The gathered plastic will be transported back to shore in December for recycling. The Ocean Cleanup now aims to expand the boom and improve its durability to hold plastic for up to a year or longer before collection is required.

During a press conference in Rotterdam, Slat said: “After beginning this journey seven years ago, this first year of testing in the unforgivable environment of the high seas strongly indicates that our vision is attainable and that the beginning of our mission to rid the ocean of plastic garbage, which has accumulated for decades, is within our sights.

“Our team has remained steadfast in its determination to solve immense technical challenges to arrive at this point. Though we still have much more work to do, I am eternally grateful for the team’s commitment and dedication to the mission and look forward to continuing to the next phase of development.”

The worldwide fight to remove ocean plastic

There are around 51 trillion (269,000 tonnes) of microscopic plastic in the ocean, according to UK environmental charity Surfers Against Sewage. And the Great Pacific Garbage Patch has been predicted to double in size in the next ten years if the world does not tackle its ocean plastic pollution.

However, many companies and governments have started to set an example by reducing their plastic usage. Earlier this year, Japanese multinational IT equipment and services company Fujitsu announced plans to reduce its use of plastic in its business activities to help tackle ocean plastic waste.

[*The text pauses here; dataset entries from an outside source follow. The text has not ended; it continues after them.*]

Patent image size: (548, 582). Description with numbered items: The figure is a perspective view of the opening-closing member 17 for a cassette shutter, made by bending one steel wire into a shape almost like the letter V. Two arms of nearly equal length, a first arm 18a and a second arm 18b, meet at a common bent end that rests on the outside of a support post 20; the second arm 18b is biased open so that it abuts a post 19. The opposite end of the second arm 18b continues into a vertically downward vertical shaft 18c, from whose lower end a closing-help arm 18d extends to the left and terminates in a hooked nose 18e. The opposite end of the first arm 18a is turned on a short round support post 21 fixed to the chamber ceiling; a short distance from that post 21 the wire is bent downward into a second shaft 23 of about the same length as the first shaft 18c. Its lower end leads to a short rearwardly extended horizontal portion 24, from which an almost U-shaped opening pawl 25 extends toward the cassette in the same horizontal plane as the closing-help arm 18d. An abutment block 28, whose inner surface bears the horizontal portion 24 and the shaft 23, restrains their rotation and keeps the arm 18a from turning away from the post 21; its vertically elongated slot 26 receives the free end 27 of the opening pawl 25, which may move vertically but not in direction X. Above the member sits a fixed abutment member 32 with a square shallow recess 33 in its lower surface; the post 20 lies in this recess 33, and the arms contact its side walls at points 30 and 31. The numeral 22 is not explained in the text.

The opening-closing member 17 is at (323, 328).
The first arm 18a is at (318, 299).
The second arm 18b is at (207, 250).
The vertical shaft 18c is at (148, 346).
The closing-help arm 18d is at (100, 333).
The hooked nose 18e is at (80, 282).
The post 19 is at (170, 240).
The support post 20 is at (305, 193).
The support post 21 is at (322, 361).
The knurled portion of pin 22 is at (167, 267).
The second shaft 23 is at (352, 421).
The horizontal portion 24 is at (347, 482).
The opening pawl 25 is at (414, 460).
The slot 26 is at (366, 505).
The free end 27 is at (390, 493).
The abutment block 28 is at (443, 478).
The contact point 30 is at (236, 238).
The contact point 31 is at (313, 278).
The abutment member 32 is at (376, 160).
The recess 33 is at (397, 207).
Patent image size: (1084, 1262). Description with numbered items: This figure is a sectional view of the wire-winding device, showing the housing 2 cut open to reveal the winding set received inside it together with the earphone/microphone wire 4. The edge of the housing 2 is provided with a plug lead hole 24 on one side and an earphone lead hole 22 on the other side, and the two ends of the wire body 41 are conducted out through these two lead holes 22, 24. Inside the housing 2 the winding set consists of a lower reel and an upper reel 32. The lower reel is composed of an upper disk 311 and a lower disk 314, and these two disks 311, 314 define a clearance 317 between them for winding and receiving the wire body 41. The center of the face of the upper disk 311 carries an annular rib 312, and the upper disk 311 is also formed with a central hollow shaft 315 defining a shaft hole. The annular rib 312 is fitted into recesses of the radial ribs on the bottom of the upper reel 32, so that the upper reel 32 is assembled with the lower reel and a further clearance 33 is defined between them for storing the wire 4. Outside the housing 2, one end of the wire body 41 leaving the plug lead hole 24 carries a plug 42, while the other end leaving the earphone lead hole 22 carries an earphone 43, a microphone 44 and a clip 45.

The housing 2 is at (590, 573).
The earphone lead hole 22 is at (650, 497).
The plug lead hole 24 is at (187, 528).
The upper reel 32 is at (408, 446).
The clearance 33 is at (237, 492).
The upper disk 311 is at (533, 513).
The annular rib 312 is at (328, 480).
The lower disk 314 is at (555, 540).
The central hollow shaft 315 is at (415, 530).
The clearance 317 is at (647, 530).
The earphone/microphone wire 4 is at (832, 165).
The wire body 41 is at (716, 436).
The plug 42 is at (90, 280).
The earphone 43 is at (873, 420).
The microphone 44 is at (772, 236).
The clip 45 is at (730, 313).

The pledge included the withdrawal of plastic cups and straws and plastic-bottled drinks from its meeting spaces and café, and vending machines located on the company’s property.

The Indonesian island of Bali also won its single-use plastic ban lawsuit earlier this year, after an overruling by the Supreme Court, according to a report by The Jakarta Post

The lawsuit challenged the local administration’s Gubernatorial Regulation (Pergub) No. 97/2018 limit on plastic bags, straws and Styrofoam.